3. Este mesmo Espírito Santo actua ainda hoje e a graça de Cristo continua a sazonar frutos de justiça e santidade de vida. Como deixar de louvar o nosso Deus Salvador pelos sinais de vitalidade católica encontrada nas vossas Igrejas locais, pela dádiva de fé e baptismo constantemente renovada para edificação da Igreja universal! Ainda relembro com júbilo como, durante a vigília pascal do corrente ano, me foi dado, a mim pessoalmente, baptizar e crismar uma porção de pessoas que haviam sido zelosamente preparadas, lá na sua pátria coreana, para esses ritos de iniciação cristã. A Igreja de Deus, que está no vosso meio, tem sido efectivamente capaz de operar grandes obras de fé e caridade — e tudo isso em nome do próprio Jesus.

4. Com fidelidade e perseverança tendes desempenhado a vossa missão cristã de serviço, dando autêntica resposta ao mandamento de amor que Jesus nos legou.
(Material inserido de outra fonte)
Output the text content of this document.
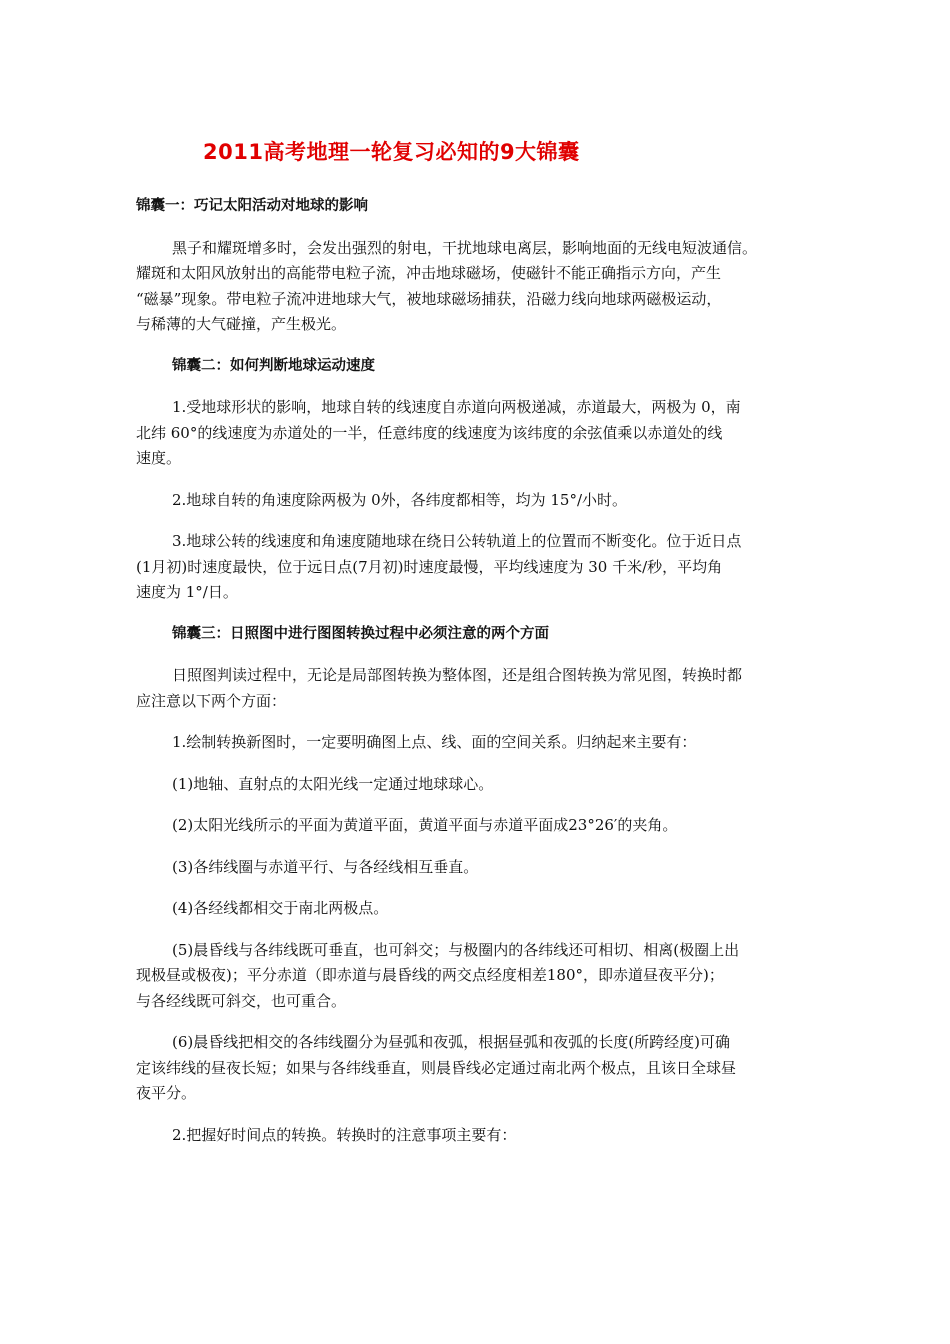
2011高考地理一轮复习必知的9大锦囊
锦囊一：巧记太阳活动对地球的影响
黑子和耀斑增多时，会发出强烈的射电，干扰地球电离层，影响地面的无线电短波通信。
耀斑和太阳风放射出的高能带电粒子流，冲击地球磁场，使磁针不能正确指示方向，产生
“磁暴”现象。带电粒子流冲进地球大气，被地球磁场捕获，沿磁力线向地球两磁极运动，
与稀薄的大气碰撞，产生极光。
锦囊二：如何判断地球运动速度
1.受地球形状的影响，地球自转的线速度自赤道向两极递减，赤道最大，两极为 0，南
北纬 60°的线速度为赤道处的一半，任意纬度的线速度为该纬度的余弦值乘以赤道处的线
速度。
2.地球自转的角速度除两极为 0外，各纬度都相等，均为 15°/小时。
3.地球公转的线速度和角速度随地球在绕日公转轨道上的位置而不断变化。位于近日点
(1月初)时速度最快，位于远日点(7月初)时速度最慢，平均线速度为 30 千米/秒，平均角
速度为 1°/日。
锦囊三：日照图中进行图图转换过程中必须注意的两个方面
日照图判读过程中，无论是局部图转换为整体图，还是组合图转换为常见图，转换时都
应注意以下两个方面：
1.绘制转换新图时，一定要明确图上点、线、面的空间关系。归纳起来主要有：
(1)地轴、直射点的太阳光线一定通过地球球心。
(2)太阳光线所示的平面为黄道平面，黄道平面与赤道平面成23°26′的夹角。
(3)各纬线圈与赤道平行、与各经线相互垂直。
(4)各经线都相交于南北两极点。
(5)晨昏线与各纬线既可垂直，也可斜交；与极圈内的各纬线还可相切、相离(极圈上出
现极昼或极夜)；平分赤道（即赤道与晨昏线的两交点经度相差180°，即赤道昼夜平分)；
与各经线既可斜交，也可重合。
(6)晨昏线把相交的各纬线圈分为昼弧和夜弧，根据昼弧和夜弧的长度(所跨经度)可确
定该纬线的昼夜长短；如果与各纬线垂直，则晨昏线必定通过南北两个极点，且该日全球昼
夜平分。
2.把握好时间点的转换。转换时的注意事项主要有：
Nas escolas e nos hospitais, mediante múltiplas obras de misericórdia e empenho pela promoção humana, as vossas comunidades locais têm-se demonstrado capazes de dar uma resposta verdadeiramente cristã às necessidades humanas.
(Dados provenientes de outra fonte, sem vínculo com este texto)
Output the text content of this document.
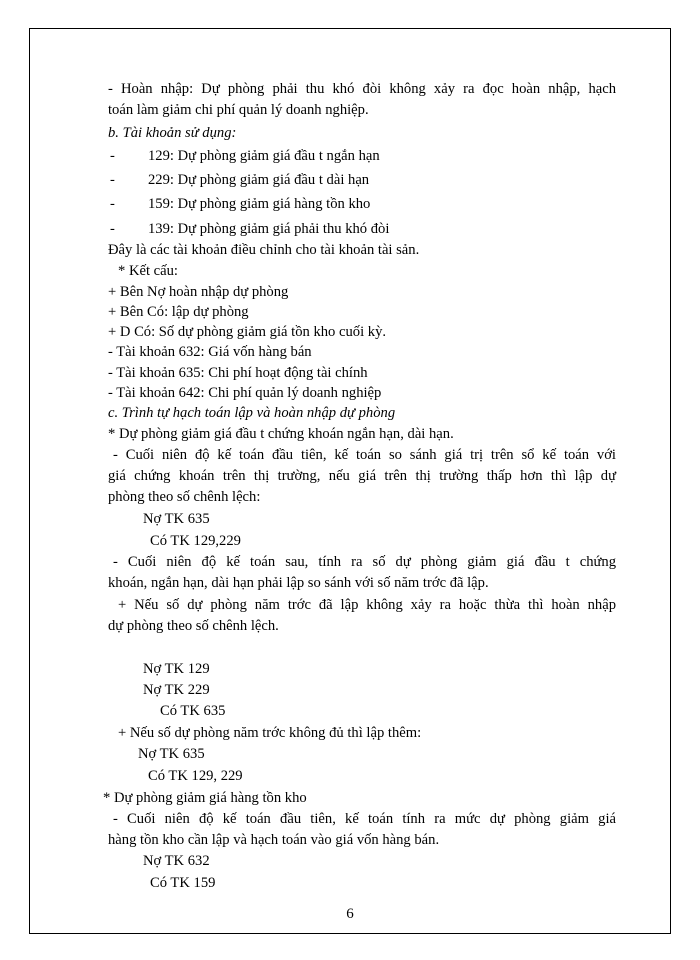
- Hoàn nhập: Dự phòng phải thu khó đòi không xảy ra đọc hoàn nhập, hạch
toán làm giảm chi phí quản lý doanh nghiệp.
b. Tài khoản sử dụng:
- 129: Dự phòng giảm giá đầu t ngắn hạn
- 229: Dự phòng giảm giá đầu t dài hạn
- 159: Dự phòng giảm giá hàng tồn kho
- 139: Dự phòng giảm giá phải thu khó đòi
Đây là các tài khoản điều chỉnh cho tài khoản tài sản.
* Kết cấu:
+ Bên Nợ hoàn nhập dự phòng
+ Bên Có: lập dự phòng
+ D Có: Số dự phòng giảm giá tồn kho cuối kỳ.
- Tài khoản 632: Giá vốn hàng bán
- Tài khoản 635: Chi phí hoạt động tài chính
- Tài khoản 642: Chi phí quản lý doanh nghiệp
c. Trình tự hạch toán lập và hoàn nhập dự phòng
* Dự phòng giảm giá đầu t chứng khoán ngắn hạn, dài hạn.
- Cuối niên độ kế toán đầu tiên, kế toán so sánh giá trị trên sổ kế toán với
giá chứng khoán trên thị trường, nếu giá trên thị trường thấp hơn thì lập dự
phòng theo số chênh lệch:
Nợ TK 635
Có TK 129,229
- Cuối niên độ kế toán sau, tính ra số dự phòng giảm giá đầu t chứng
khoán, ngắn hạn, dài hạn phải lập so sánh với số năm trớc đã lập.
+ Nếu số dự phòng năm trớc đã lập không xảy ra hoặc thừa thì hoàn nhập
dự phòng theo số chênh lệch.
Nợ TK 129
Nợ TK 229
Có TK 635
+ Nếu số dự phòng năm trớc không đủ thì lập thêm:
Nợ TK 635
Có TK 129, 229
* Dự phòng giảm giá hàng tồn kho
- Cuối niên độ kế toán đầu tiên, kế toán tính ra mức dự phòng giảm giá
hàng tồn kho cần lập và hạch toán vào giá vốn hàng bán.
Nợ TK 632
Có TK 159
6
5. Embora numericamente reduzidos em proporção aos vossos irmãos e irmãs, tendes zelosamente prestado relevante serviço e contributo ao bem comum. Os vossos concidadãos católicos, individual e colectivamente, têm dado dignas e altamente estimadas contribuições nos sectores religioso, social, cultural político e económico. Deve a Igreja continuar a efectivar a sua plena solicitude pela pessoa humana, pelos direitos de todo o homem, de toda a mulher e de toda a criança. E assim estará sempre atenta a Igreja ao desafio pastoral que enfrenta em matéria de direitos humanos, matéria essa em que não deve ela cessar de enquadrar a sua resposta no contexto da própria missão que lhe é peculiar, de acordo com a qual estará sempre preocupada com a dimensão ética e humanitária de toda e qualquer questão que toca a existência humana, reconhecendo de facto que, conforme ao ensinamento de Jesus, justiça e misericórdia figuram entre "os pontos mais graves da lei" (Mt 23,23).

6. Ao mesmo tempo proporcionará a Igreja a sua original, peculiar e maior contribuição: a proclamação do Evangelho salvífico e enaltecedor de Jesus Cristo na sua plenitude. Um aspecto da sua actividade — mas que é especial e inalienável direito e dever do laicato — que merece particular consideração é a actividade do laicato no que concerne à renovação de toda a ordem temporal (cf. Apostolicam Actuositatem AA 7). Existem muitas facetas nessa grande tarefa — claros objectivos a serem colimados e meios específicos a serem empregados — e não é possível tratá-los agora. Mas, recorde sempre o nosso laicato católico que lhe cabe o papel principal no sentido de encaminhar toda a criação ao louvor de Deus e de impregnar o mundo com o espírito de Cristo (cf. Lumen Gentium LG 38).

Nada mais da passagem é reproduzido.